The characteristic symptom of urethral stricture is a progressive decrease in urinary stream. If there is also chronic urinary retention, there may be frequency and urgency, symptomatic of bladder outlet obstruction. Diagnosis is made by direct inspection using a cystourethroscope or by urethrography.

Strictures may be short, elongated or multiple. An effective treatment involves stretching the scar tissue by repeated self-dilatation. An alternative with tight strictures is to cut the stricture longitudinally with a urethrotome under direct urethroscopic vision, and follow this by repeated dilatation. Recurrence after treatment is almost to be expected, so skilled urological follow-up is needed. More complicated strictures may require open surgical treatment: for example, excision of a short stricture and end-to-end anastomosis of the urethra. For some, inlays of oral mucosa or post-auricular skin may prove successful.

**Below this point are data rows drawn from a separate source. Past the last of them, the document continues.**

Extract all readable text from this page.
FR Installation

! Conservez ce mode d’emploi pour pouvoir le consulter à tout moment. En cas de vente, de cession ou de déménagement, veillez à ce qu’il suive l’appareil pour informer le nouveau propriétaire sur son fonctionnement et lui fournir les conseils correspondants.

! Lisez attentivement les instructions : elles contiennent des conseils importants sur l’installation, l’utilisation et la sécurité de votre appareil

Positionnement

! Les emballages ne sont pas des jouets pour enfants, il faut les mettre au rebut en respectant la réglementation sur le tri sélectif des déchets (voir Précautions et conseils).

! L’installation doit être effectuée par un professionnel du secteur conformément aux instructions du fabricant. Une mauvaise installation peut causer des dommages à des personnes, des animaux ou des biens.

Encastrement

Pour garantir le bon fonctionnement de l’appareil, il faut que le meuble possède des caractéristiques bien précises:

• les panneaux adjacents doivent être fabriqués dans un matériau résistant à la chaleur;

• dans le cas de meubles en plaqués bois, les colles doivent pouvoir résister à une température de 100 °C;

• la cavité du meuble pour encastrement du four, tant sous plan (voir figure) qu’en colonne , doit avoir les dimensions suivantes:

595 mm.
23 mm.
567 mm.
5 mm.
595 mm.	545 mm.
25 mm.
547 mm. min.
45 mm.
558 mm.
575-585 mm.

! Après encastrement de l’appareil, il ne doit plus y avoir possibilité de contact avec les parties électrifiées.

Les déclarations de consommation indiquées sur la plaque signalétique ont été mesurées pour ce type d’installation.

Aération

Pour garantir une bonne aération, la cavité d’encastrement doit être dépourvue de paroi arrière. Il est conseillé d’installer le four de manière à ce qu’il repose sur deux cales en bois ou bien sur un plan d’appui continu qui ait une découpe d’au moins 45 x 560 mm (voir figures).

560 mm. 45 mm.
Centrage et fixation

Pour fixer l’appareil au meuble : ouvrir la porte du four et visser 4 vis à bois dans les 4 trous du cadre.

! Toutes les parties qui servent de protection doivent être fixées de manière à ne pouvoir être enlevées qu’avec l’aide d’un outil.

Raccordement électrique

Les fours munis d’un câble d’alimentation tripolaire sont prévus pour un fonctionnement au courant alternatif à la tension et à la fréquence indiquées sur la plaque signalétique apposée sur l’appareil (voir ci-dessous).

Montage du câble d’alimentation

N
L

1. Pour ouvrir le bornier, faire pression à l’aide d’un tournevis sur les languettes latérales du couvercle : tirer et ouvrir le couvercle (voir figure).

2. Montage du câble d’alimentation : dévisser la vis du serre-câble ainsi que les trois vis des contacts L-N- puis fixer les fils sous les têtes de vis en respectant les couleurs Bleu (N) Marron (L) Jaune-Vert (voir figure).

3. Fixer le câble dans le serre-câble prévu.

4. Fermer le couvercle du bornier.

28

Urethral strictures cause lifelong disability, and most can be avoided by extreme care of the urethra during catheterisation and urethral instrumentation. As a general rule, the urethra should not be catheterised or interfered with unless absolutely essential. Sick patients should be catheterised only with a silicone-coated urethral catheter or else a suprapubic catheter employed. Any catheter or other urological instrument should be placed gently and with minimal force or else under direct vision.